European refrigerators aren’t big enough to hold a typical American shopping trip. Dave and I quickly slipped into the habit of shopping for the week. A positive side effect is that we rarely had food that went bad.
-People take their own shopping bags. They are available for a fee. But it’s easier to keep some in the car where they are always handy.
-And there is less to recycle. All three European countries we lived in made recycling easy. Germany had curbside pickup for almost all of it. Our bi-weekly trash fit in a tiny bin.
-Eating out is a social affair ranging from two hours in Germany to three or more in Italy or Greece. While the food is superb, it is incidental to the time spent with friends and family. You know when you enter the table is yours until you finish. When I came back to visit my mother, we went to lunch. The waitress brought the check with the food and then stopped by the table to see if we’d put our credit card in the holder! Seriously? What if we want dessert? Or coffee?

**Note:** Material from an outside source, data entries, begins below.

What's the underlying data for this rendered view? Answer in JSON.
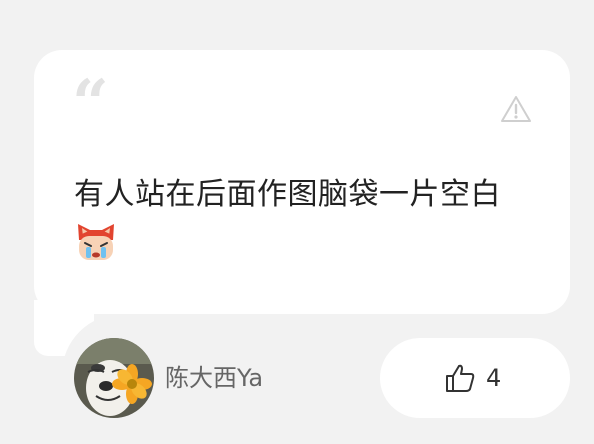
{
  "comment": {
    "quote_icon": "quote-icon",
    "report_icon": "warning-triangle-icon",
    "text": "有人站在后面作图脑袋一片空白",
    "emoji": "crying-fox-emoji"
  },
  "author": {
    "avatar": "avatar-dog-with-flower",
    "name": "陈大西Ya"
  },
  "likes": {
    "icon": "thumbs-up-icon",
    "count": "4"
  }
}
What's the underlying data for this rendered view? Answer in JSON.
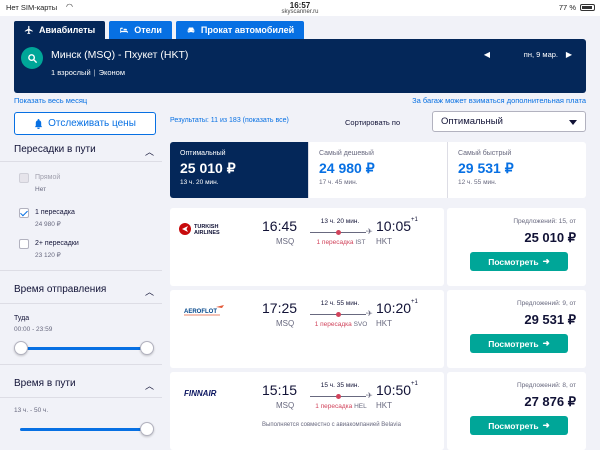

-The pace of life is different as well. Europeans take time to smell the roses. They say they work to live, unlike Americans who live to work.
-And driving. I’m sorry if you’re the man behind me wanting to make a right turn on red while I wait for the light. Just give me a toot! And you will never see anyone pass on the right unless there’s an incident ahead. You drive in the right lane, pass in the left, and move back over. Simple.
-Speed limits didn’t seem to matter in Italy or Greece. They do in Germany, but the system is straightforward. If you are between the signs in town, it is 50 kph. If you are outside the town, it is 100 kph unless otherwise marked, which it rarely is. The autobahn is unlimited most of the time, but 130 is recommended. Too fast for you? Keep right. And yes, I used the metric system for the speed limits above. A base 10 system makes much more sense than 12 inches or a foot.
-In each country, I tried to learn the language. Communication, however, goes far beyond that. There are other customs as well. I wonder how some of my American friends would feel if I rushed up and kissed them on each cheek?
– These are just a few of the things I find difficult to adjust to, and many of them I would like to keep. But the thing I will miss most is not being able to take Widgit everywhere we go.
It’s hard to find people who understand why I sometimes get confused. I once was so overwhelmed in a grocery store I walked out without buying anything. A friend who understood told me not to look at the lights; they only emphasize how long those aisles are.